Свернувшись подобно пьяному бродяге, у подножия гребня Тандачехе, Хониара взирает мутным взглядом через единственную главную улицу на море и морской порт, представляющий собой усеянный обломками пролив между Гуадалканалом и Флоридскими островами. В 1942-м здесь происходило крупнейшее в истории морское сражение.

Местная служба разведки сообщила американцам, что японцы строят взлетную полосу на поле Хендерсона на Гуадалканале, чтобы совершать с нее налеты на другие острова Тихого океана, включая Новую Зеландию и Австралию. И военно-морской флот Соединенных Штатов решил, что пора действовать. Последующая битва при Саво, состоявшаяся 9 августа 1942 года, стала одним из крупнейших поражений в истории военно-морского флота США. Последующие контратаки здесь и в Западной провинции, на островах, окружающих Рандуву, заставили японцев отступить, и чудовищное кровопролитие в этом забытом уголке мира стало поворотным пунктом во всей Тихоокеанской кампании. Здесь было уничтожено семьдесят военных кораблей и более тысячи самолетов, а количество павших было настолько велико, что называть точную цифру просто бессмысленно. Достаточно сказать, что теперь этот тихий участок океана называется Железным дном. По иронии судьбы, а может, вполне закономерно строительство современного международного аэропорта здесь начало финансироваться в 1996 году японским правительством.

Главная дорога — Мендана-авеню — теперь использовалась как полоса препятствий для рядов помятых импортных легковушек и пикапов, которые подскакивали и тряслись в пыли, постоянно окутывавшей город, словно изображение извергающихся газов в комиксах.

Изогнувшись как матадор, я успешно увиливаю от фонтана серой жижи, вылетающей из-под колес микроавтобуса. Он издает хриплый рев и, астматически кашляя, исчезает в толпах людей, выбравших грязную метрополию в качестве места жительства в надежде на процветание и горы пластиковых упаковок, служащих символом столь любимого всеми западного образа жизни.

— Зайди в яхт-клуб, — советовал мне Джерри. — Там в баре всегда толпится масса людей. Наверняка окажется кто-нибудь, кто сможет дать тебе совет.

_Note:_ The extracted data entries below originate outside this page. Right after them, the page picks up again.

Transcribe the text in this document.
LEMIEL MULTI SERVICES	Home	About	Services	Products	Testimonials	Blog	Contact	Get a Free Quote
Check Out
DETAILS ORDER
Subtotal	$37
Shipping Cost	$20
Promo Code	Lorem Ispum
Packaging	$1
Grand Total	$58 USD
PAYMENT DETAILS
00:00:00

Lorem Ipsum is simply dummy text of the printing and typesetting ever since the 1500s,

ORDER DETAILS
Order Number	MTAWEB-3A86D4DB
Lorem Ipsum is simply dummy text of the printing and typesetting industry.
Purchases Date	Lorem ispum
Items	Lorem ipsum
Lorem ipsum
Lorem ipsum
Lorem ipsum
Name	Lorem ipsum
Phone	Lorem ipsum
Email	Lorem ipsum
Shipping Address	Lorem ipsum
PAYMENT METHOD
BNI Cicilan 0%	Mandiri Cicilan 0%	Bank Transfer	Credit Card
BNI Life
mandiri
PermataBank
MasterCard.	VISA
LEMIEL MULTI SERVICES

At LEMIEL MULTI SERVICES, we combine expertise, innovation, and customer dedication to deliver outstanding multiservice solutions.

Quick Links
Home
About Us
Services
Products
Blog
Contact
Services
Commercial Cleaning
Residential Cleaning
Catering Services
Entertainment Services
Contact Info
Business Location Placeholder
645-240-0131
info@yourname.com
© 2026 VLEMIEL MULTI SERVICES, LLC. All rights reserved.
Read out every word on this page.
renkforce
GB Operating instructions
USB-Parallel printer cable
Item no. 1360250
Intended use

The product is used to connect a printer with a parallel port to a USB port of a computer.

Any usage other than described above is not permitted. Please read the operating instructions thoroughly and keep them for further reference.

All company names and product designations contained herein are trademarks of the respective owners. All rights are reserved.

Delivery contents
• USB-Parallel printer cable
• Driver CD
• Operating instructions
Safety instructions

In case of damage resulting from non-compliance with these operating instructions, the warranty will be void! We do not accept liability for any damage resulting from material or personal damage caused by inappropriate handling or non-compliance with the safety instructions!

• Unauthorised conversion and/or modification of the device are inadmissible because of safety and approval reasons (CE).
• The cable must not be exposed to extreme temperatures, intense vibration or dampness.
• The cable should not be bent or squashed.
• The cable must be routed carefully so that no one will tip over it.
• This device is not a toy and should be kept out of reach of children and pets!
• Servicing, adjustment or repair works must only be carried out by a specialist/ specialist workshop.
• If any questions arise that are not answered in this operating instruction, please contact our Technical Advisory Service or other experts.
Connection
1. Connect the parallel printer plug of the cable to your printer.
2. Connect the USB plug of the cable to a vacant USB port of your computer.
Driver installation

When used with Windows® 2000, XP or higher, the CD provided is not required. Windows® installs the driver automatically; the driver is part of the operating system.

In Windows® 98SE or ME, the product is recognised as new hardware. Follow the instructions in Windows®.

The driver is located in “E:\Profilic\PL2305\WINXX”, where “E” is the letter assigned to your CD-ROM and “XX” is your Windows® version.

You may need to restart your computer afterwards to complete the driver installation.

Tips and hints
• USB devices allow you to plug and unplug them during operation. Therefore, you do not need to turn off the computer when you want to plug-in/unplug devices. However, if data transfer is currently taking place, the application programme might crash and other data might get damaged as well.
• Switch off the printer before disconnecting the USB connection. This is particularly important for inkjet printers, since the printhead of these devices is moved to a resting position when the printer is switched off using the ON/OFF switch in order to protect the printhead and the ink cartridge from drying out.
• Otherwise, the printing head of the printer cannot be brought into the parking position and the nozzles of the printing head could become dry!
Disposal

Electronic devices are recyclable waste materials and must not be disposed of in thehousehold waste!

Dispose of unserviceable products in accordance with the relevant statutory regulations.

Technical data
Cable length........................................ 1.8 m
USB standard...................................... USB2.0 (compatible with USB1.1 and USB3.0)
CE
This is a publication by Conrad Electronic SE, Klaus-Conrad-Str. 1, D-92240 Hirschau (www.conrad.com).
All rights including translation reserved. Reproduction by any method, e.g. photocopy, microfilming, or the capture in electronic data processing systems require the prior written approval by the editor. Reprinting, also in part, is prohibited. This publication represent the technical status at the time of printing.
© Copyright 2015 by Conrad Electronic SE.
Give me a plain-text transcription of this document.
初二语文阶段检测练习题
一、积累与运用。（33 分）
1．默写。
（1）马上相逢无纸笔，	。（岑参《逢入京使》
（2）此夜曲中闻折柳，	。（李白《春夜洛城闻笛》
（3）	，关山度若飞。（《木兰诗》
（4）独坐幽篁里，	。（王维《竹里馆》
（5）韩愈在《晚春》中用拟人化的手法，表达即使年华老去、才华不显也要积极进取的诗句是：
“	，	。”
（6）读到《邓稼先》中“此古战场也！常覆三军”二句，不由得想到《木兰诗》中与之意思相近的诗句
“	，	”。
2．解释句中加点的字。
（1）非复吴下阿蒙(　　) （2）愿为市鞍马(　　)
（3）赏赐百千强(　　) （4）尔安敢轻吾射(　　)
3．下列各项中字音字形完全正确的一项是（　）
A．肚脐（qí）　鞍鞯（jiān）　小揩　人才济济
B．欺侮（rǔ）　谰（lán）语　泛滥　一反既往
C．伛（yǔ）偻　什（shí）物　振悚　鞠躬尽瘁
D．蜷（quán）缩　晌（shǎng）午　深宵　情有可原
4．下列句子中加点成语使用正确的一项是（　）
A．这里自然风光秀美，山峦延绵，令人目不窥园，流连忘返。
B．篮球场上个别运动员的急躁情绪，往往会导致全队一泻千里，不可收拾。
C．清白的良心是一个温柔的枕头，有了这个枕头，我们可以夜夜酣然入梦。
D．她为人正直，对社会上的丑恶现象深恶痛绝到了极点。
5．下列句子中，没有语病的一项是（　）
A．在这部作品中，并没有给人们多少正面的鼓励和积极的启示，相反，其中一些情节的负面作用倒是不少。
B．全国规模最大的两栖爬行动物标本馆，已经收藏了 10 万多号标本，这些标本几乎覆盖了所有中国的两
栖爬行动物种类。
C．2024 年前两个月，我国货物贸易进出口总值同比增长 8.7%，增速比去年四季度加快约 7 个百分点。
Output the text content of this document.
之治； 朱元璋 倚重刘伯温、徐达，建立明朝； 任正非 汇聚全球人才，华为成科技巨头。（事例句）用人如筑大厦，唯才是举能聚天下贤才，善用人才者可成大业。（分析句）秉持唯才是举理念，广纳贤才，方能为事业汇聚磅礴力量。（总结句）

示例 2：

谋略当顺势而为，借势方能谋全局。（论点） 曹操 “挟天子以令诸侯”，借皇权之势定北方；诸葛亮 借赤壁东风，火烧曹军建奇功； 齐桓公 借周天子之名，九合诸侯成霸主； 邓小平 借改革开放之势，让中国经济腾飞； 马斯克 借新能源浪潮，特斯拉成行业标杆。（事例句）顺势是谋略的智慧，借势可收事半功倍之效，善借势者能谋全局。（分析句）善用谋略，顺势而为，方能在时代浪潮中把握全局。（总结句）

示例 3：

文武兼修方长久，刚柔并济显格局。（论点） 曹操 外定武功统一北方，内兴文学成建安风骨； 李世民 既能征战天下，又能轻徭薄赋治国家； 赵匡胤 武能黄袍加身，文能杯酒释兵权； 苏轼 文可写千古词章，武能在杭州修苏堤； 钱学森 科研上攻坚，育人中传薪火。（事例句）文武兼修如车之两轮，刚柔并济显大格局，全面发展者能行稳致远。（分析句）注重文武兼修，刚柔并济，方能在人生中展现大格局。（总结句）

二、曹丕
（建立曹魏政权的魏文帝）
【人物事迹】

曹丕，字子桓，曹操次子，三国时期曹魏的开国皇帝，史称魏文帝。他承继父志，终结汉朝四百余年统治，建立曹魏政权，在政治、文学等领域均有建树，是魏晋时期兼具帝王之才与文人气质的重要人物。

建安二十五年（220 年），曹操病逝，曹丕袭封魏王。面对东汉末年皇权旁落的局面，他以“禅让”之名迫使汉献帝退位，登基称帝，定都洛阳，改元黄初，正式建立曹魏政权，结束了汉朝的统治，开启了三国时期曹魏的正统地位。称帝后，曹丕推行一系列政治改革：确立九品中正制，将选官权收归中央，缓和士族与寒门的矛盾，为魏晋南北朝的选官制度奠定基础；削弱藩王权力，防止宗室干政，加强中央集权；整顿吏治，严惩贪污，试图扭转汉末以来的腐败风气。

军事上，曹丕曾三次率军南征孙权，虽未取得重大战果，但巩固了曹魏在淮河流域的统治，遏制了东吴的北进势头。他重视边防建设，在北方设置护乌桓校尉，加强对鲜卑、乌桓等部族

Я выхожу из тени гостиничного навеса и, успешно миновав главную улицу, направляюсь вниз в сторону доков. Впереди виднеются открытые металлические ворота, из-за которых доносится шум голосов членов клуба, собирающихся на ланч. Вписываю свое имя в гостевую книгу и захожу внутрь. Помещение клуба явно проектировалось специалистом по аэронавигационной архитектуре, так как с одной стороны оно выходит на море, а с другой — на бетонную стену. Вяло вращающиеся вентиляторы перемешивают дух ушедшей истории, перегоняя застоявшийся запах табака и ограниченности над седыми головами присутствующих.

Вдоль одной из стен расположена длинная барная стойка, у которой сидит около дюжины посетителей. Поскольку перед каждым красуется по стакану, а то и по два, я тоже заказываю себе пиво, чтобы не выглядеть здесь чужаком. В ожидании заказа улыбаюсь и здороваюсь с джентльменом, облаченным в шорты и носки, который расположился рядом. Он оборачивается с таким видом, словно я спросил у него, нельзя ли приобрести его дочь по сниженным тарифам. Хрюкнув, он соскальзывает со своего сиденья и неуверенно направляется в противоположную часть зала.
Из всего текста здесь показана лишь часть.